Hi. Thanks for taking my questions today. Have you seen any signs of improvement in R&R bidding activity over the last 90 days that gives you optimism demand could improve as we move into next year? And then also, have you heard from customers that elevated interest rates have delayed R&R project work this year, which could move forward as rates move lower?
Right. So, no, we haven't seen any improvement. What we've seen really all year is that the higher end of remodel and customers that can pay cash is actually strong. It's that middle range remodeling where folks would normally take out a loan or do a home equity loan. And that's where the softness is. And so, yes, that's related to interest rates. And just like people are holding to buy a home on interest rates, I think people are holding projects that they want to do, but they don't want to go out and borrow money at 6%, 7%. And so... We do feel like when interest rates, you know, if interest rates come down, that will help support a rebound in activity in the remodel market, as it will with existing home sales. You know, part of the remodel market softness is that, you know, existing home sales are way down. And, you know, for the same reason, you know, home pricing and interest rates, if interest rates come down and people start, you know, existing homes start moving, that will also generate remodeled activity. So those are the factors involved, but we haven't seen any trend of improvement yet. Interest rates are still relatively high.
Okay, now that's very helpful, Doug. And then, you know, it seems like you've seen an acceleration of maintenance volumes as the year progressed with, you know, previously delayed projects moving forward with commodity, you know, deflation that you've seen. Do you believe these in-market demand tailwinds will continue into 2025, or do you believe most of these delayed projects from the past few years have been worked off this year?
No, I think there's still pent-up demand, I believe, in the remodel market. In the maintenance market, the maintenance market is pretty steady, and we think it's going to continue to be steady. As John mentioned, with seed prices coming way down, When seed prices went way up, the volumes shrunk. There was some demand degradation because the contractors are just going to use less seed. Now that seed prices have come back down, they're back to kind of normal spread rates. And that's driven some of the volume there. We also had, as John mentioned, a weaker spring seed season, which has been balanced with a fairly strong fall seed season. So those are the dynamics going on in maintenance. But outside of seed, The maintenance volume is pretty steady, and we think that will continue to be steady going forward.
Understood. Thank you.
There are no further questions at this time. I would like to turn the floor back over to Doug Black for closing comments.

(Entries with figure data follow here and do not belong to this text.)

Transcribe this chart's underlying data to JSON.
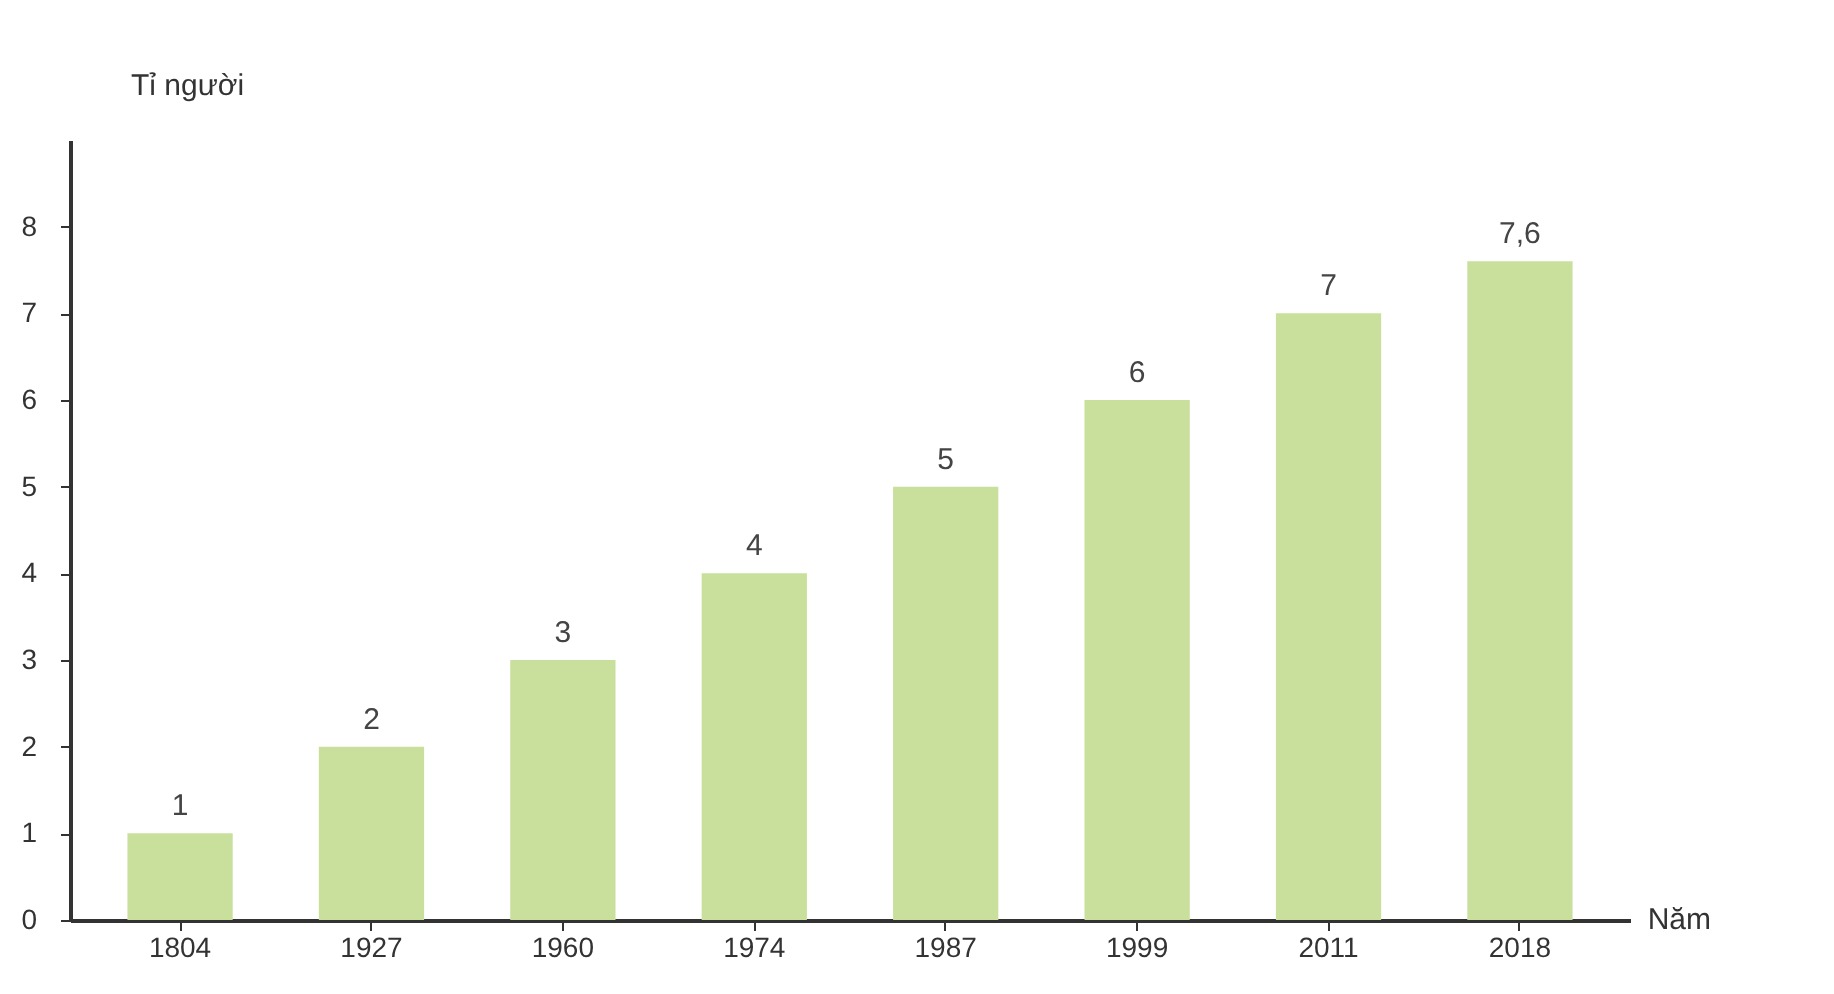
{
  "chart_data": {
    "type": "bar",
    "ylabel": "Tỉ người",
    "xlabel": "Năm",
    "categories": [
      "1804",
      "1927",
      "1960",
      "1974",
      "1987",
      "1999",
      "2011",
      "2018"
    ],
    "values": [
      1,
      2,
      3,
      4,
      5,
      6,
      7,
      7.6
    ],
    "value_labels": [
      "1",
      "2",
      "3",
      "4",
      "5",
      "6",
      "7",
      "7,6"
    ],
    "color": "#c9e09c",
    "ylim": [
      0,
      9
    ],
    "yticks": [
      0,
      1,
      2,
      3,
      4,
      5,
      6,
      7,
      8
    ],
    "grid": false
  }
}
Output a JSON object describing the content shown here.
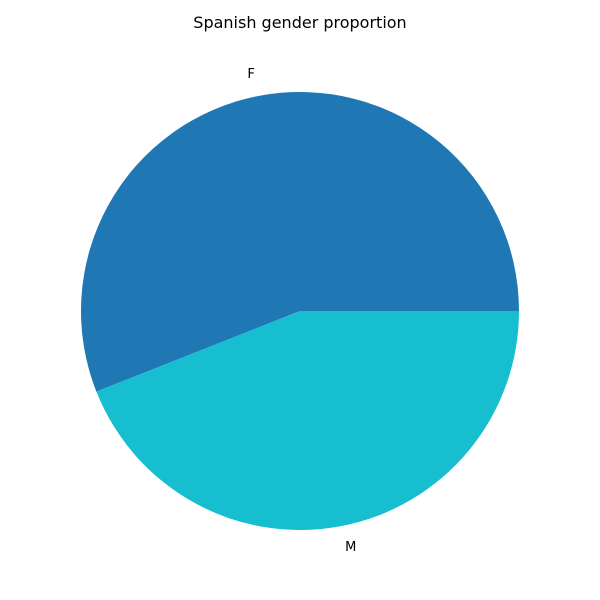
{
  "chart_data": {
    "type": "pie",
    "title": "Spanish gender proportion",
    "labels": [
      "F",
      "M"
    ],
    "values": [
      0.56,
      0.44
    ],
    "colors": [
      "#1f77b4",
      "#17becf"
    ],
    "start_angle_degrees": 0,
    "direction": "counterclockwise",
    "legend": "none"
  }
}
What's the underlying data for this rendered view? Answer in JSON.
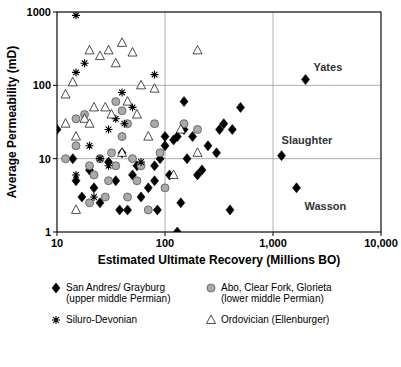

Okay. Well, thank you all for joining us today. We very much appreciate your interest in Site 1 and look forward to speaking with you again. After the next quarter, I want to send another big thank you to our terrific associates, our suppliers and customers for supporting us and for supporting the development of a world-class company here at Cy1. Thank you.
This concludes today's teleconference. You may disconnect your lines at this time. Thank you for your participation.